Dandelions
What is easily dismissed still has a place in the living world
We are quick to pluck, to clear what doesn’t
belong, because the grass wouldn’t be as green.
But did you know dandelions are the first
sweetness bees taste in spring? Golden and brave,
they rise through frostbitten soil before tulips,
before lilacs, before the manicured bloom
of beauty that arrives late and praised. We call them
weeds, but what is unwanted still serves.
What we overlook may be someone’s only hope.
I think of this on quiet days, when I wonder
if I’ve offered anything worth keeping.
First Published in Three Panels Press, Issue 05: Honey and Ash
“Dandelions” continues the slow reorientation that began with “The Time It Takes to See” and deepened in “Listening.” It grew out of that same attentiveness, but it turns toward judgment—mine, and ours. Once I slowed down enough to see and hear the natural world more clearly, I began to question the habits I’d carried: what I deem useful, what I dismiss as unwanted, what I’m quick to remove because it disrupts a chosen idea of beauty. I first really understood this from reading Margaret Renkl’s “The Comfort of Crows,” where she writes about the small, everyday lives of the natural world and how often value goes unnoticed simply because it doesn’t fit our expectations.

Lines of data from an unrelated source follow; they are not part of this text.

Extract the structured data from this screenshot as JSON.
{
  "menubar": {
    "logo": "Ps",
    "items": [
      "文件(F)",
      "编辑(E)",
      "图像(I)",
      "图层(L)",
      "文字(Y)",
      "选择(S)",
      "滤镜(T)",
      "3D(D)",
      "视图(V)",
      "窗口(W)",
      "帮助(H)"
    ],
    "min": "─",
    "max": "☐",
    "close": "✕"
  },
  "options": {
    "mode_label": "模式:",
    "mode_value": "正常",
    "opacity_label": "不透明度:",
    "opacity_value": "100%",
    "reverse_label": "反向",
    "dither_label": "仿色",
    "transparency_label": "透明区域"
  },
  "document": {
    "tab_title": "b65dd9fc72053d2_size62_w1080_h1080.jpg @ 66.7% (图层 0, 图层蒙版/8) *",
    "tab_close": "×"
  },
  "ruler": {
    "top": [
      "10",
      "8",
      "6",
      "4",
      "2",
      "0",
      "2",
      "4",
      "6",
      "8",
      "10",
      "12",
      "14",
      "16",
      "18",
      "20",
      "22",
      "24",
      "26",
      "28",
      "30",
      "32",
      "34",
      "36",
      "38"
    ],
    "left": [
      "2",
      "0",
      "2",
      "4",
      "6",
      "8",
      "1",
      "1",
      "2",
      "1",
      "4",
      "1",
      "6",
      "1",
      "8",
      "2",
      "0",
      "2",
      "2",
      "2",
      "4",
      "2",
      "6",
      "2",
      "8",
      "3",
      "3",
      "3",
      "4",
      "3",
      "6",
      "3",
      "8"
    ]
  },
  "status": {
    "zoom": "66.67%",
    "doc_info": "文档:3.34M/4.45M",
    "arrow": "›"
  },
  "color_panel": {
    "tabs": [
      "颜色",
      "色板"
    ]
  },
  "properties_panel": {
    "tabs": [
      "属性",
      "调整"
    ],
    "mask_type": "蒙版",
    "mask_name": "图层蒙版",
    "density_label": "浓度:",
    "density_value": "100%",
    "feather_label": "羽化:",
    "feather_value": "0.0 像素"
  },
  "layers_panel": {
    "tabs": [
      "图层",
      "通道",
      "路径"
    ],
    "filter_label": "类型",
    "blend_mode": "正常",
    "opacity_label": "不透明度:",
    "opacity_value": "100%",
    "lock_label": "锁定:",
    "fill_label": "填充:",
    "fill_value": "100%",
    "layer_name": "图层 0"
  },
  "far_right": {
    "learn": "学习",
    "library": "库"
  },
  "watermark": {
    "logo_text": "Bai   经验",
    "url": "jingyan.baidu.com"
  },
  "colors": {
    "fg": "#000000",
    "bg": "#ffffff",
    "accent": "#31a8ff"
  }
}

This poem is part of a return—to humility, to patience, to a broader definition of worth. If the earlier poems were about seeing and listening, “Dandelions” is about reckoning: with usefulness, with belonging, and with the quiet hope that even what is easily dismissed still has a place in the living world.
As always, a huge THANK YOU for taking the time to read my poem. Without you, my voice would be a whisper just floating in the air.




This poem reminds of the quotation attributed to Ralph Waldo Emerson that a "weed is a plant whose virtues have not yet been discovered." Your poems' virtues may not have been discovered by multitudes, Sam, but they feed your readers like the dandelions feed the bees, trust me.
Happy holidays, my friend, and a happy new year.
Just lovely, Sam, and such a tender tribute to this much maligned little miracle. The world may be ambivalent toward it; its Creator never is.